Yes Harry Joe Tindall was the landlord of the Gathurst Station until one day he read about the evils of drinking ....,.........so he gave up reading!
He became a born again Christian and was last heard of doing voluntary work in the soup kitchens of Scholes

Comment by: uncle joe on 9th November 2012 at 23:11

Your all talking a load mint balls

Comment by: Joe King on 9th November 2012 at 23:13

the final straw for Joe Tindall at the Gathurst Station Bar was whan he was shutting up for one night when there is a knock at the door. When he answers, a Tramp asks him for a toothpick. He gives him the toothpick and the tramp leaves.A few minutes later there is a second knock. When he answers, there is a second Tramp who also asks for a toothpick. He gets his toothpick and off he goes.There is a third knock at the door, and a third Tramp. The landlord says, "Don"t tell me, you want a toothpick too.""No, a straw," says the Tramp.The landlord gives him a straw but is curious as to why he wants it, so he asks the Tramp why he wants a straw and not a toothpick.To which the Tramp replies......"Some bloke just threw up outside but all the good stuff"s gone already".

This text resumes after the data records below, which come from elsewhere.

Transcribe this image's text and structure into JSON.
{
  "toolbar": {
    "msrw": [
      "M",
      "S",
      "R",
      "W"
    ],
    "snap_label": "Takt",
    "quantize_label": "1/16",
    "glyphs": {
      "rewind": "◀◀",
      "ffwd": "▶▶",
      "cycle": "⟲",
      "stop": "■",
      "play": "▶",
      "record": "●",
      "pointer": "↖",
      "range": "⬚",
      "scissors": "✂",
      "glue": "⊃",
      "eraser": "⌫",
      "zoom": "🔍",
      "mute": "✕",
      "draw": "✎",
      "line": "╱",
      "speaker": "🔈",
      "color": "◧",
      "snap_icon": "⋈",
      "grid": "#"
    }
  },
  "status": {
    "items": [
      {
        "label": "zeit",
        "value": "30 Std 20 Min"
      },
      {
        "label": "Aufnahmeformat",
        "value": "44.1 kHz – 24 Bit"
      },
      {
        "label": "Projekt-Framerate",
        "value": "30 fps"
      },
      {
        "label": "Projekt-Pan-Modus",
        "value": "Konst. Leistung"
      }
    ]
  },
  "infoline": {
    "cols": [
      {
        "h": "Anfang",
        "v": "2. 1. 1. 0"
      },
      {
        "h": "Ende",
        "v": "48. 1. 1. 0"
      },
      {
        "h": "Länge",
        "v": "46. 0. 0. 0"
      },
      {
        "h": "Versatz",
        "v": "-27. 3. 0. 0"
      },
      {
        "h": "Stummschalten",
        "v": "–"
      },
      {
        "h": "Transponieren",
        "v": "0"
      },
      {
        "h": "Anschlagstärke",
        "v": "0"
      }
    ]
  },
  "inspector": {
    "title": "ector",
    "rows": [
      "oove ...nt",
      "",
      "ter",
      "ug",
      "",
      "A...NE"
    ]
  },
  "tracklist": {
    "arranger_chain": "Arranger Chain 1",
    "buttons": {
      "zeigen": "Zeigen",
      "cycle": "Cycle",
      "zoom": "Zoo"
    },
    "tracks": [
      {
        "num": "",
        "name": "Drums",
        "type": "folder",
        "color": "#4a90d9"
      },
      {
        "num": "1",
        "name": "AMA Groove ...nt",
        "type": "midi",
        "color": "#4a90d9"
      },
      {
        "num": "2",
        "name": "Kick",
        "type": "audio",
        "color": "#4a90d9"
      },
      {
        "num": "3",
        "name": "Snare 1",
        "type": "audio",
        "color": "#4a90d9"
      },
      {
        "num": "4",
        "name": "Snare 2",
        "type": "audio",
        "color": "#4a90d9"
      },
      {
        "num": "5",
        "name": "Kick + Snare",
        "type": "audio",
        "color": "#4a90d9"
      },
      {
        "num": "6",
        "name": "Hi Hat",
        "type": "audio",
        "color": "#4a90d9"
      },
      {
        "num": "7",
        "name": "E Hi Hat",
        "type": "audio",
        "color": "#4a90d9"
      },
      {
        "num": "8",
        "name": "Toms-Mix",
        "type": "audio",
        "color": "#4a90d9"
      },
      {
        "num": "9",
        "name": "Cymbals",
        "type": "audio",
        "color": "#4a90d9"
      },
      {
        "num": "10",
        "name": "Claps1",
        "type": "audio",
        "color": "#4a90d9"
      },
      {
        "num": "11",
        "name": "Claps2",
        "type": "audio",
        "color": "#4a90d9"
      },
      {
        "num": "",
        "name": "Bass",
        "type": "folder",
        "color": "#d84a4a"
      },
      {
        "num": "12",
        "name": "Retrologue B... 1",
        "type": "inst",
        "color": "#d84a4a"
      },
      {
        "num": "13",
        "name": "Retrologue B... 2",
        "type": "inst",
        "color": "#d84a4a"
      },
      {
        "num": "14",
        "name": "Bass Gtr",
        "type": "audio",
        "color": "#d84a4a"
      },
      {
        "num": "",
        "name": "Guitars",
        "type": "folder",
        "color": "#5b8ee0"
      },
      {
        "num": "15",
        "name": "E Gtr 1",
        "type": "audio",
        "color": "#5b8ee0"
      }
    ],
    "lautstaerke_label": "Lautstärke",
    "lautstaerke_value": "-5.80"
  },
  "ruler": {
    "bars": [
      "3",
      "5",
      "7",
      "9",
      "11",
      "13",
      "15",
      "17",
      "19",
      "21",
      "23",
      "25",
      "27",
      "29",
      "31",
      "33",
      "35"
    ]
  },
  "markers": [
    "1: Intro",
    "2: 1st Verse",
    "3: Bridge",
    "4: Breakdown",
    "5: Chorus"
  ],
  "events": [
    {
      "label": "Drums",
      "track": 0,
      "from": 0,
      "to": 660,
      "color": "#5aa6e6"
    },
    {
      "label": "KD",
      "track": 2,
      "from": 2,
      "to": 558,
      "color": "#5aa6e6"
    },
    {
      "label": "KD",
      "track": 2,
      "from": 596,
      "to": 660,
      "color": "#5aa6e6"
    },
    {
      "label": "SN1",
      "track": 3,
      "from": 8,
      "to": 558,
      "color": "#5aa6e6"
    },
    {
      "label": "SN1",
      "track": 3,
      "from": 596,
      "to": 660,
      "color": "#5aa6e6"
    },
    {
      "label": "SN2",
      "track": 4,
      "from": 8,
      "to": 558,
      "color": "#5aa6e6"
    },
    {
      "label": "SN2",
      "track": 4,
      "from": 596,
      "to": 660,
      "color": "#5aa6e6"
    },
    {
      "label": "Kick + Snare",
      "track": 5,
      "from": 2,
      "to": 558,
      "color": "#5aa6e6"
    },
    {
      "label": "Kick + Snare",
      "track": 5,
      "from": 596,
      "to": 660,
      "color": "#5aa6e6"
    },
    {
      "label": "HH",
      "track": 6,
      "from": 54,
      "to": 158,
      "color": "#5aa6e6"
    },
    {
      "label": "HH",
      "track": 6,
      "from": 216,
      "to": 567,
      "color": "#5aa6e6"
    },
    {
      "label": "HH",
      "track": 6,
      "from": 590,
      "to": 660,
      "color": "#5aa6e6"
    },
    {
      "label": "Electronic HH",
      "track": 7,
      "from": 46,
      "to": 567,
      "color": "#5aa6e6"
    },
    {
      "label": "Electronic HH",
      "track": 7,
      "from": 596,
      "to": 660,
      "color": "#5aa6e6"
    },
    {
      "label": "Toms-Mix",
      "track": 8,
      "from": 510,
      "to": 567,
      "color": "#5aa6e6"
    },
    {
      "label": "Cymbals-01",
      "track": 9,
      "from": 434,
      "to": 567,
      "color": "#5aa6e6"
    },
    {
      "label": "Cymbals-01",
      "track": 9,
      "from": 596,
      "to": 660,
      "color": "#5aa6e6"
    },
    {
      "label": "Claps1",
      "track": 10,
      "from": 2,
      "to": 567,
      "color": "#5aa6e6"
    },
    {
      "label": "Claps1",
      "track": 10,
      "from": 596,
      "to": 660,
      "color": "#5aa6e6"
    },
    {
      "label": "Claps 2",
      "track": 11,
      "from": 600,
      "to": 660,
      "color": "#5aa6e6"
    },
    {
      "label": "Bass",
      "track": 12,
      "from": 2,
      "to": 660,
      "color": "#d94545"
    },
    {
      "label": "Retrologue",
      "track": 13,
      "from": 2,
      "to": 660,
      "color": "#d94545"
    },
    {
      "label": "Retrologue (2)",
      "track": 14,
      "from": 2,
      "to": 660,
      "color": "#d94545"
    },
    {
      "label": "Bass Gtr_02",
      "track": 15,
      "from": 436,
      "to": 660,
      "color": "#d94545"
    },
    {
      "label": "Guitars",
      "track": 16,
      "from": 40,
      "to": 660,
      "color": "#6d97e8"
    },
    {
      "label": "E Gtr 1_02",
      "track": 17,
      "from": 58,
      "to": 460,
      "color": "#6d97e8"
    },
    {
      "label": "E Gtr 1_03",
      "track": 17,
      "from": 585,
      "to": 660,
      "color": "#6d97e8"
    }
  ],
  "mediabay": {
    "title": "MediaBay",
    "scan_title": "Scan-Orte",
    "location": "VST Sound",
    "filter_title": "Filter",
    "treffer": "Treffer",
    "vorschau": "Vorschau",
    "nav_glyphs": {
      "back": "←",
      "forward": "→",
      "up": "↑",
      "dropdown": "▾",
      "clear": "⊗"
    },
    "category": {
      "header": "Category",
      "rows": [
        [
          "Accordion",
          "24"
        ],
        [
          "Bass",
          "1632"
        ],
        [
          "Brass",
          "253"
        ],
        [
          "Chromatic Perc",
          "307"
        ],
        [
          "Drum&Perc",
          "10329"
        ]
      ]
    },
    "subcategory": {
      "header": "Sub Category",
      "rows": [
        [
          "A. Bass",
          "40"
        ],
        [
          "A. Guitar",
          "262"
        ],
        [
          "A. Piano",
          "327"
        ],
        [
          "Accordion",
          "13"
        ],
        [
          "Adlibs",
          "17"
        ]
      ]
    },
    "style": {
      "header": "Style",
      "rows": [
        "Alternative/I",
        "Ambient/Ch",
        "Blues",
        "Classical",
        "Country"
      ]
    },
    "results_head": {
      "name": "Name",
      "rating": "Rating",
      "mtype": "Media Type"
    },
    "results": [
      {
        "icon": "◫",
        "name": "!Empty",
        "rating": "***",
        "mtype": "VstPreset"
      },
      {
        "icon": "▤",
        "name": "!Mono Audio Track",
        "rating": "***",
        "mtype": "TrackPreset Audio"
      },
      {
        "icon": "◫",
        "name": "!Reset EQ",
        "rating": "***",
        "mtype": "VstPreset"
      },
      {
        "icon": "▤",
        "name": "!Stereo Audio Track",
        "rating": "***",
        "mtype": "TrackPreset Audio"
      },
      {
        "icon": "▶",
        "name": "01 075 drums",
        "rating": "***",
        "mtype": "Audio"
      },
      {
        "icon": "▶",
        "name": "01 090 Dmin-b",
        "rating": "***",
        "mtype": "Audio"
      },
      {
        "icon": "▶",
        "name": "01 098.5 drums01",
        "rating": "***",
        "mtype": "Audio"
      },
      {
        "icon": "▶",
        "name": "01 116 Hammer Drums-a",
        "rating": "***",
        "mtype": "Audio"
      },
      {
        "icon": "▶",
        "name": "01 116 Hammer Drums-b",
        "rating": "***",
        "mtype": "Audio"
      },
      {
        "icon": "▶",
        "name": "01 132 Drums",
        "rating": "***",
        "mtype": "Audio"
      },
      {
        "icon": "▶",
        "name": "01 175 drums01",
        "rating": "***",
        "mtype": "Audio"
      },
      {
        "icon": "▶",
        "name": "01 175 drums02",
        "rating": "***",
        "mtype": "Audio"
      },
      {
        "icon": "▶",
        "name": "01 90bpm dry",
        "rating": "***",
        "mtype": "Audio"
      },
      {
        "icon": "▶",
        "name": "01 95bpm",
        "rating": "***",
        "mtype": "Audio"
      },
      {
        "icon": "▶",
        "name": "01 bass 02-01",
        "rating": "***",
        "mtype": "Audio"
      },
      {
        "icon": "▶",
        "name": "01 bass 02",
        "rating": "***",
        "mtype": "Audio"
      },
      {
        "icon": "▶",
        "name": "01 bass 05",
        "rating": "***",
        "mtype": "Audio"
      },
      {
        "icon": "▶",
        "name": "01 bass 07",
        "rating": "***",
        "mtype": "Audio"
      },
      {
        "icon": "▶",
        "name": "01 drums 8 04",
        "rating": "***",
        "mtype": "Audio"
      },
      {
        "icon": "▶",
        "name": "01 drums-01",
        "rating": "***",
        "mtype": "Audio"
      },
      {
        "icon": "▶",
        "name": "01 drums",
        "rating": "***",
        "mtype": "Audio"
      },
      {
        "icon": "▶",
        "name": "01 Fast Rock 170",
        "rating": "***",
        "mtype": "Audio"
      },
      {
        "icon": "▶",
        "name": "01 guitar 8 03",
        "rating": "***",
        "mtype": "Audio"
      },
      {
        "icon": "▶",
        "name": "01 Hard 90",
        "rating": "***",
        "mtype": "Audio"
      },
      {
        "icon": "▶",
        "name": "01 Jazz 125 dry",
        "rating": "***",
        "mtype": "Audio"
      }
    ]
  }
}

Comment by: Joe shumping on 10th November 2012 at 07:15

Why does everybody get my name wrong..

Comment by: Jo Brand (a.k.a. Margaret Wall) on 10th November 2012 at 09:12

Yes Joe Bugner, you've sussed me out!!
Seriously though, I think perhaps I was being a bit naive with my little tribute to Joe Lydon. I thought he was THE Joe Lydon posting a comment on Wigan World.
I'm obviously not in your "League" am I?!

Comment by: Joe Calzaghe on 10th November 2012 at 12:59

ignore that Joe Bugner, Margaret – I knock him out for you!

I too am in naivety play at Xmas!

Comment by: Shev Bolshevic on 10th November 2012 at 14:41

That tramp joke cracked me up.

Comment by: Colin Harlow on 9th April 2014 at 07:53

You have spoiled this lovely photo with silly ignorant irresponsible comments. My apologies to Peter Worthington on behalf of some mindless individual. Thanks for sharing these great set of pics of the Whelley loop, Peter.